SCI ranked cities according to their digital security, health security, infrastructure, and personal safety:
- Leading in digital security are: Tokyo, Singapore, Chicago, Washington DC, Los Angeles and San Francisco
- Leading in health security are: Osaka, Tokyo, Seoul, Amsterdam and Stockholm
- Leading in infrastructure security are: Singapore, Osaka, Barcelona, Tokyo, Madrid
- Leading in personal security are: Singapore, Copenhagen, Hong Kong, Tokyo, Wellington
In recent years, our perception of what we consider to be a “safe city” has changed. Today (2019), 55% of the world’s population lives in urban areas, a proportion that is expected to increase to 68% by 2050. According to Homeland Security Research Corporation’s (HSRC) Safe City Market and Technologies (2019-2024) report, urban crime, terror and natural disasters have long been recognized as a major challenge to sustainable cities and have a significant impact on quality of life and economic development. With a third of all urban dwellers living in ghettos, slums, favela, rapid urbanization is also reshaping the family, the school and the community.
According HSRC’s Safe City report, ensuring safety and security of citizens in cities is one of the key challenges for governments, mayors and policy makers. “Safe City” is an open and reliable solution that provides a variety of integrated operational services for a highly complex operational chain and effective deployment, not only at an individual level of a municipality, but also integration into a single, government structure. “Safe City” with its single set of information-management tools, offers a multi-dimensional coverage for complex and multi-functional operational tasks, a diversity of integrated systems (video surveillance and video analytics, chemical control, emergency communications, public address and general alarm, media, etc.) and support for a sustainable expansion of the present and future services (e.g., eCall, connection of public objects, telephone notification).
The safe city concept integrates a wide range of interconnected disciplines such as risk management, crisis management, emergency management, continuity management, recovery, disaster management and resilience. In addition, safe city covers a range of integrated activities including anticipation, assessment, prevention, protection, mitigation, preparedness, response, and recovery before, during, and after a disruptive incident.
Implementation of Safe City infrastructure affects the view of the public on the city and on the municipal politics and it will also have significant financial implications as it may limit the capability of the city to grow and prosper.

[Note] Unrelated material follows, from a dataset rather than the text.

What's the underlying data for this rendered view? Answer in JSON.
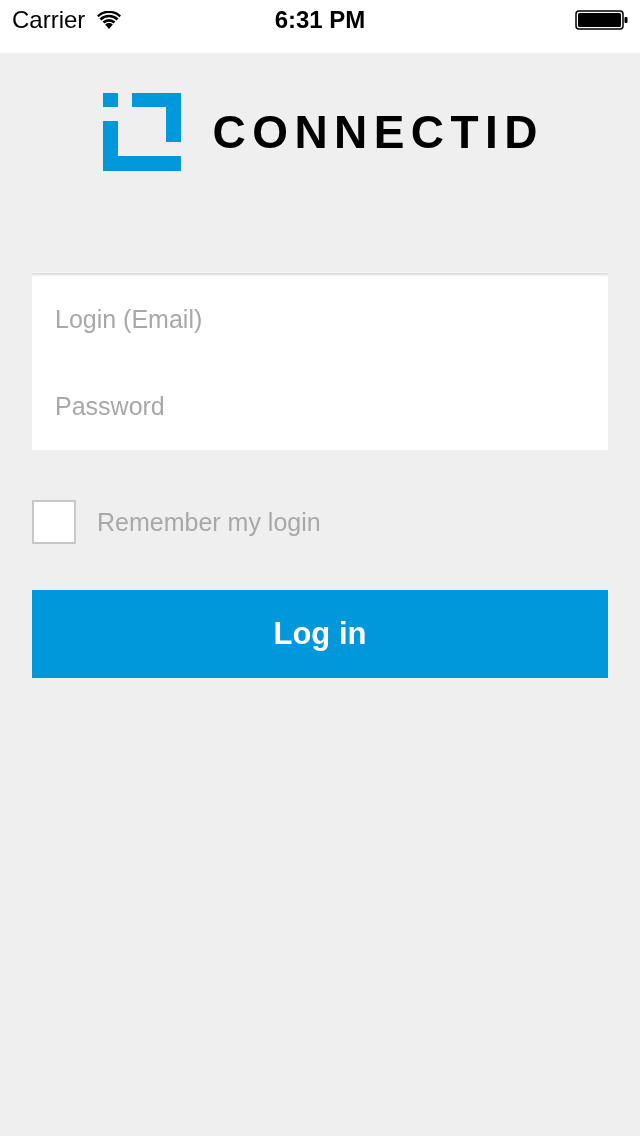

Once a safe city system is deployed, the municipality can enjoy the added value of utilizing it to drive economic development by upgrading it to a Smart city level which attracts business investment, provides municipal services and ultimately improves quality of life for residents. Moreover, the same system that is ideal for safe city deployments offers compelling revenue-generating opportunities such as traffic control, transportation security, automatic meter reading, e-services for citizens and more.
In a recent article by Forbes, they address the DDACTS, (Data-Driven Approach to Crime and Traffic Statistics) which is a joint program that was introduced under the Obama Administration. The DDACTS is a national partnership co-sponsored by the U.S. Department of Transportation National Highway Traffic Safety Administration (NHTSA), and the U.S. Department of Justice Bureau of Justice Assistance (BJA) and National Institutes of Justice (NIJ). NHTSA, its federal partners and many additional national organizations provide technical assistance and other resources to states and localities interested in adopting the DDACTS model.
DDACTS employs geolocational data that combines highly correlated crash and crime data, and then determines redeployment strategies for officers and other resources. Drawing on the deterrent value of highly visible traffic enforcement and the knowledge that crimes often involve motor vehicles, the goal of DDACTS is to reduce crime, crashes, and traffic violations across the country.
We cannot determine the future, but hopefully we will be witnessing more cities becoming “Safe Cities”.